Я посмотрел матери в глаза, но ближе подходить не стал.
— Где ты был?
— На реке, где! С Ванькой ловили рыбу…
— Гм!.. Как же это ты мог не слышать стрельбу? Уж не врешь ли ты?
— Хочешь, крест поцелую?
— Ладно. Ступай домой!
Я с большой опаской прошел мимо матери и шмыгнул во двор. Все-таки она успела стукнуть меня палкой по спине, но не больно, а только так, для виду.

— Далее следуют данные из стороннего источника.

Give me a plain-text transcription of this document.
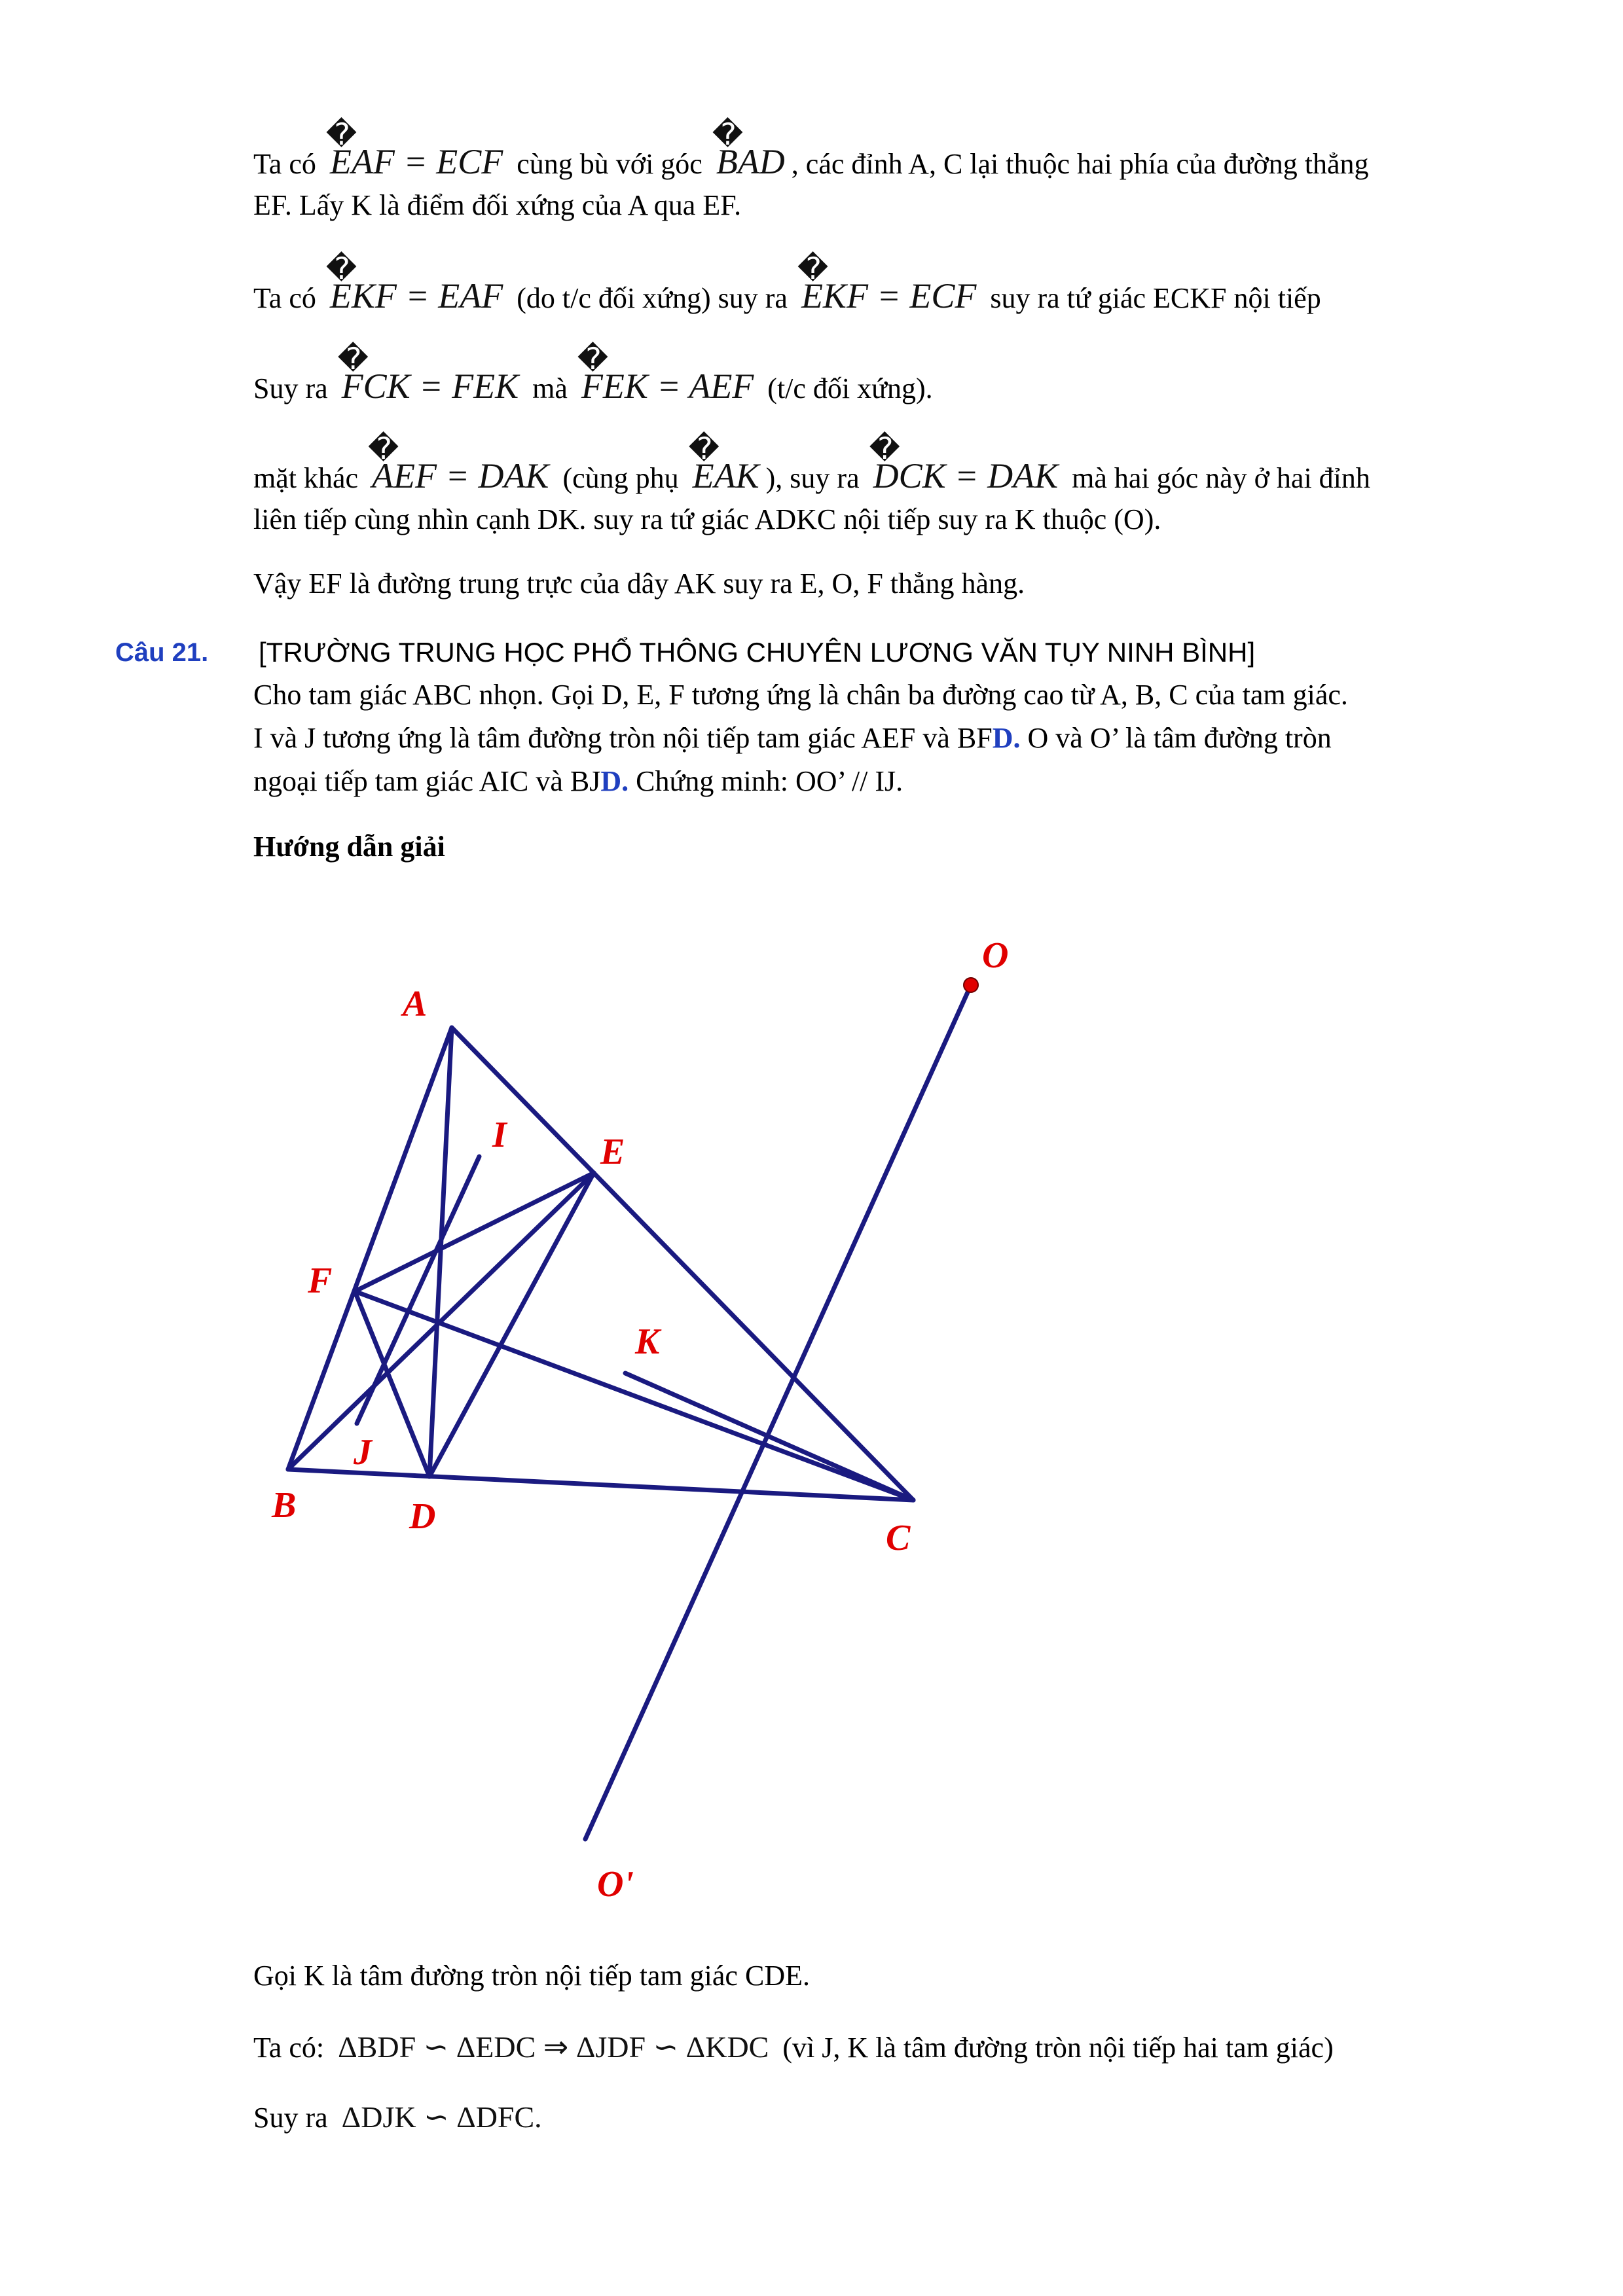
Ta có
�
EAF = ECF cùng bù với góc
�
BAD , các đỉnh A, C lại thuộc hai phía của đường thẳng
EF. Lấy K là điểm đối xứng của A qua EF.
Ta có
�
EKF = EAF (do t/c đối xứng) suy ra
�
EKF = ECF suy ra tứ giác ECKF nội tiếp
Suy ra
�
FCK = FEK mà
�
FEK = AEF (t/c đối xứng).
mặt khác
�
AEF = DAK (cùng phụ
�
EAK ), suy ra
�
DCK = DAK mà hai góc này ở hai đỉnh
liên tiếp cùng nhìn cạnh DK. suy ra tứ giác ADKC nội tiếp suy ra K thuộc (O).
Vậy EF là đường trung trực của dây AK suy ra E, O, F thẳng hàng.
Câu 21. [TRƯỜNG TRUNG HỌC PHỔ THÔNG CHUYÊN LƯƠNG VĂN TỤY NINH BÌNH]
Cho tam giác ABC nhọn. Gọi D, E, F tương ứng là chân ba đường cao từ A, B, C của tam giác.
I và J tương ứng là tâm đường tròn nội tiếp tam giác AEF và BFD. O và O’ là tâm đường tròn
ngoại tiếp tam giác AIC và BJD. Chứng minh: OO’ // IJ.
Hướng dẫn giải
A
B
C
D
E
F
I
J
K
O
O'
Gọi K là tâm đường tròn nội tiếp tam giác CDE.
Ta có: ΔBDF ∽ ΔEDC ⇒ ΔJDF ∽ ΔKDC (vì J, K là tâm đường tròn nội tiếp hai tam giác)
Suy ra ΔDJK ∽ ΔDFC.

Поздно вечером пришел мой отец и стал возбужденно рассказывать про большой бой вблизи школы и про то, какая в городе поднялась тревога.
— Поговаривают, что и какие-то ребятишки в этом были замешаны, — сказал он и подозрительно взглянул в мою сторону. — А наш где был?
— Слава богу, в этот раз оказался на реке, — ответила мать. — Иначе я бы его убила.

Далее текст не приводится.